Üçüncü seçeneği tercih ederdim, ama bu seferki üçünden biri bile değildi. O konuştu, ben dinledim. Sabah da bir şey olmamış gibi davranmaya çalıştı, ama en ufak şeyde bana kızmaya başladı. Bu yüzden kendimi müthiş hissetmiyorum.
Her neyse, dişçide kalıp verdim ve beklediğim gibi acılı değildi, daha çok iğrençti ve onun dışında adam arka dişlerime ikişer lastik taktı, toplam sekiz lastik.
Berbat bir şey olduğunu söylemeliyim. Dişimin arasında bir şey sıkışmış gibi hissediyorum ve çok ağrıyor. Gece uyuyabileceğimden emin değilim.
Kısacası, okumaya ve yazmaya değmeyecek şeyler yaşandı, kendimi çok kötü hissettiğim için yazıyı kısa keseceğim. Akşam önemli bir şey olursa yazarım.
***
Kendimi biraz daha iyi hissetmeye başladım.
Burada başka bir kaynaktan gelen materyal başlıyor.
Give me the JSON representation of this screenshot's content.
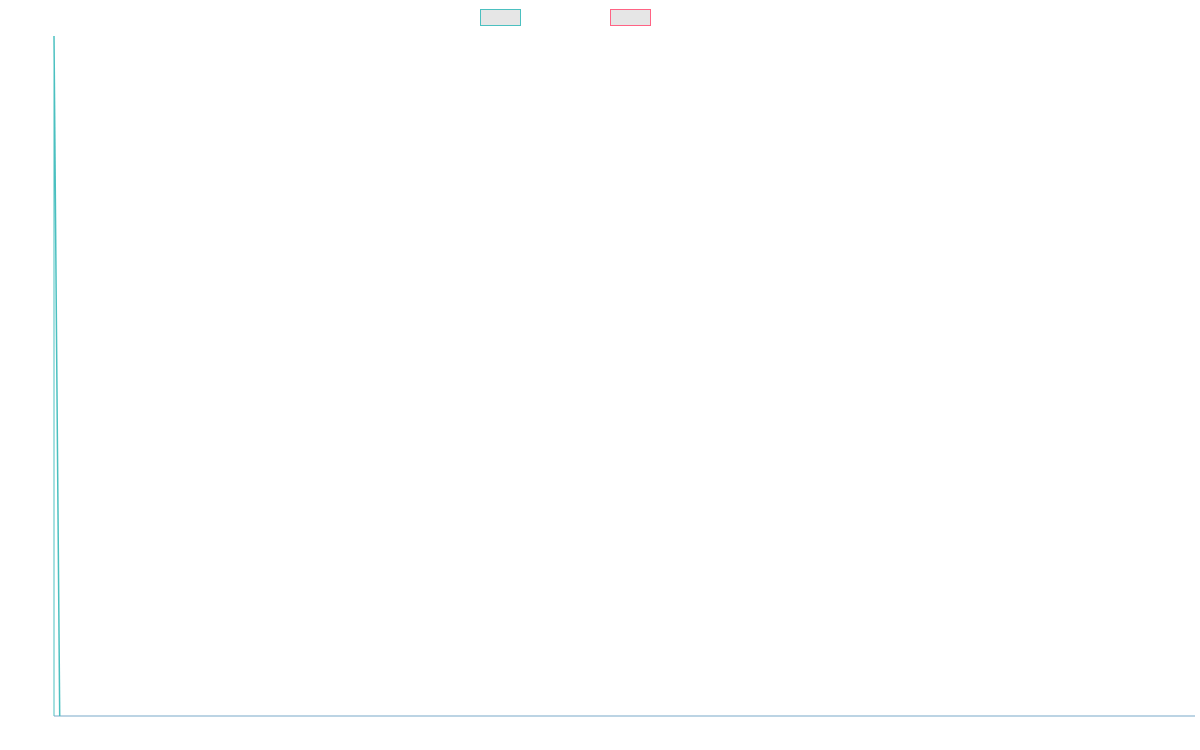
{
  "chart_data": {
    "type": "line",
    "title": "",
    "xlabel": "",
    "ylabel": "",
    "grid": false,
    "legend_position": "top-center",
    "series": [
      {
        "color": "#4bc0c0",
        "points": [
          [
            0,
            1
          ],
          [
            1,
            0
          ]
        ]
      },
      {
        "color": "#ff6384",
        "points": []
      }
    ],
    "xlim": [
      0,
      200
    ],
    "ylim": [
      0,
      1
    ]
  },
  "legend": {
    "items": [
      {
        "label": "",
        "border_color": "#4bc0c0",
        "fill_color": "#e6e6e6"
      },
      {
        "label": "",
        "border_color": "#ff6384",
        "fill_color": "#e6e6e6"
      }
    ]
  }
}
Dişlerim yüzünden aşırı yorgunum ve annemle aramız düzeldi, artık küçük şeylere kızmıyor da, ortanca şeylere kızıyor. Genelde, çok çok büyük şeylere kızar, yavaş yavaş düzeliyor işte.
Son günlerdeki yazılarım çok tuhaf ve karamsar gibi sanki.
Hey, beni suçlamayın! Okul stresi beynimin her köşesini hapsetmiş durumda.
Dün de o gün neler olduğu hakkında hiçbir şey yazmadım, çünkü hiçbir şey olmadı ve fark ettiğiniz gibi yazmayı unutmanın dışında, yayınlamayı da unuttum. Aferin bana!
Alkışlar, alkışlar, alkışlar...
Şu lastikler bir düşse o kadar rahat edeceğim ki. Be ile de konuştum bugün, tatildedir kendisi. Şezlongta keyif çatarken arı sokmuş onu, bensiz giderse tatile olacağı buydu yani!
Dediğime bakmayın, arılar bana düşmandır.
Tutturdu o da, yok diş telli fotoğrafımı istiyormuş. Diş telinin ne olduğunu merak ediyorsa, Eylül'den önce aynaya bakıp gülümsesin. Onun diş telleri Eylül gibi çıkacakmış.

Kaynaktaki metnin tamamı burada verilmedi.